The Arabs hate us for our water; it’s the one thing we’ve got that they haven’t and so they have carefully orchestrated the setting up of a malign dictatorship throughout Europe, swamping administrations with ever more grandiose visions and ever larger taxation to pay for it all. From political correctness to regional grants for skateboard parks the excesses of the EU leviathan are designed to distract from a little known part of the Common Agricultural Policy - the subsidies to encourage the deforestation of our hillsides.

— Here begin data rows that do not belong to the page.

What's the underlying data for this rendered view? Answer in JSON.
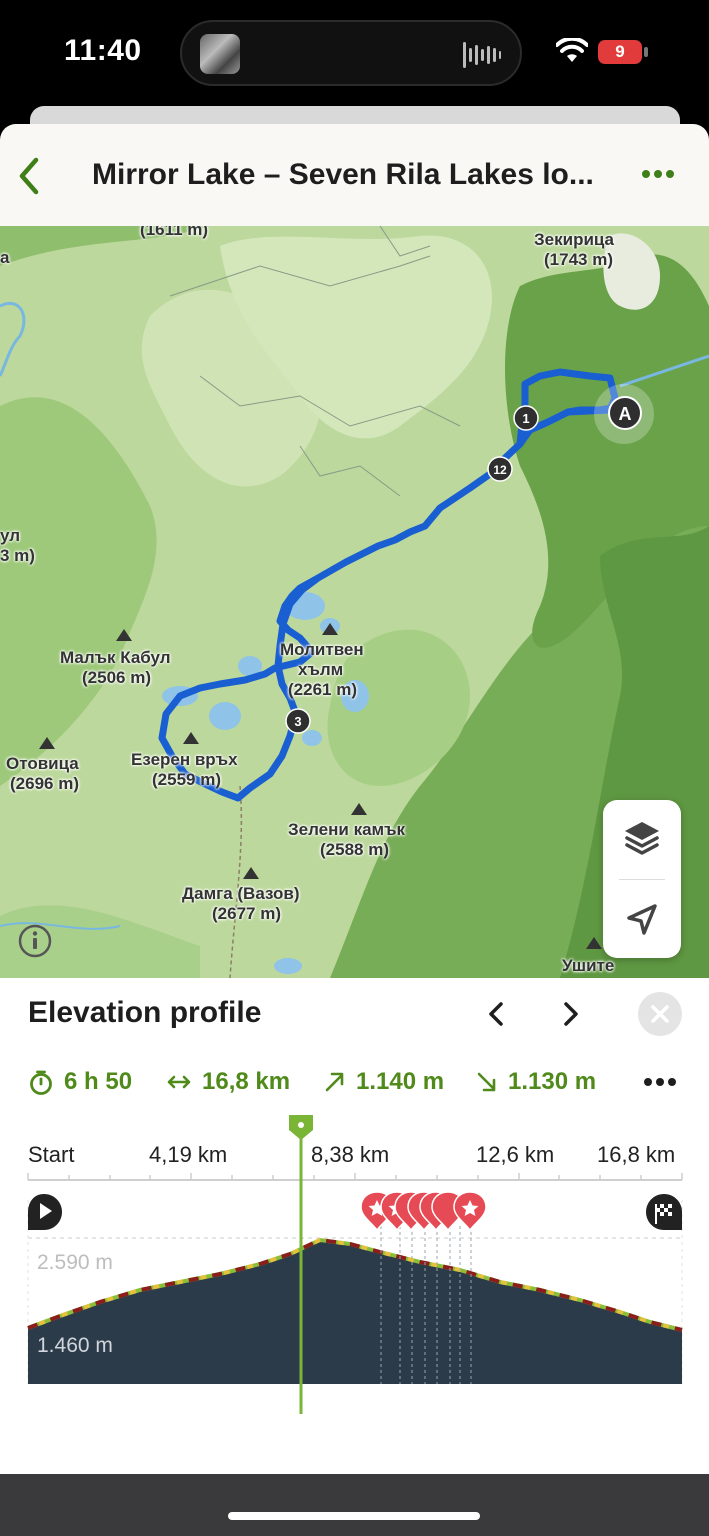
{
  "status_bar": {
    "time": "11:40",
    "battery": "9"
  },
  "header": {
    "title": "Mirror Lake – Seven Rila Lakes lo..."
  },
  "map": {
    "labels": {
      "top_partial": "(1611 m)",
      "zekiritsa": "Зекирица",
      "zekiritsa_elev": "(1743 m)",
      "left_partial_1": "а",
      "left_partial_2": "ул",
      "left_partial_3": "3 m)",
      "malak_kabul": "Малък Кабул",
      "malak_kabul_elev": "(2506 m)",
      "molitven": "Молитвен",
      "molitven_2": "хълм",
      "molitven_elev": "(2261 m)",
      "otovitsa": "Отовица",
      "otovitsa_elev": "(2696 m)",
      "ezeren": "Езерен връх",
      "ezeren_elev": "(2559 m)",
      "zeleni": "Зелени камък",
      "zeleni_elev": "(2588 m)",
      "damga": "Дамга (Вазов)",
      "damga_elev": "(2677 m)",
      "ushite": "Ушите"
    },
    "waypoints": {
      "start": "A",
      "w1": "1",
      "w12": "12",
      "w3": "3"
    }
  },
  "elevation": {
    "title": "Elevation profile",
    "stats": {
      "duration": "6 h 50",
      "distance": "16,8 km",
      "ascent": "1.140 m",
      "descent": "1.130 m"
    },
    "axis_labels": [
      "Start",
      "4,19 km",
      "8,38 km",
      "12,6 km",
      "16,8 km"
    ],
    "y_labels": {
      "max": "2.590 m",
      "min": "1.460 m"
    },
    "colors": {
      "accent": "#5a9a1f",
      "terrain": "#2c3b4a",
      "marker": "#e64a55"
    }
  }
}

Yes, my friends, while we are being exercised by bendy bananas, free movement of peoples and working time directives, while we are waging war with the barbarians at the gate and squabbling amongst ourselves, slowly but surely Britain is drowning... and not just in red tape. It may sound plausible now, to blame the weather on UKIP but now you know the truth it is incumbent upon you to act. The fighting fund accepts PayPal – you know it makes sense!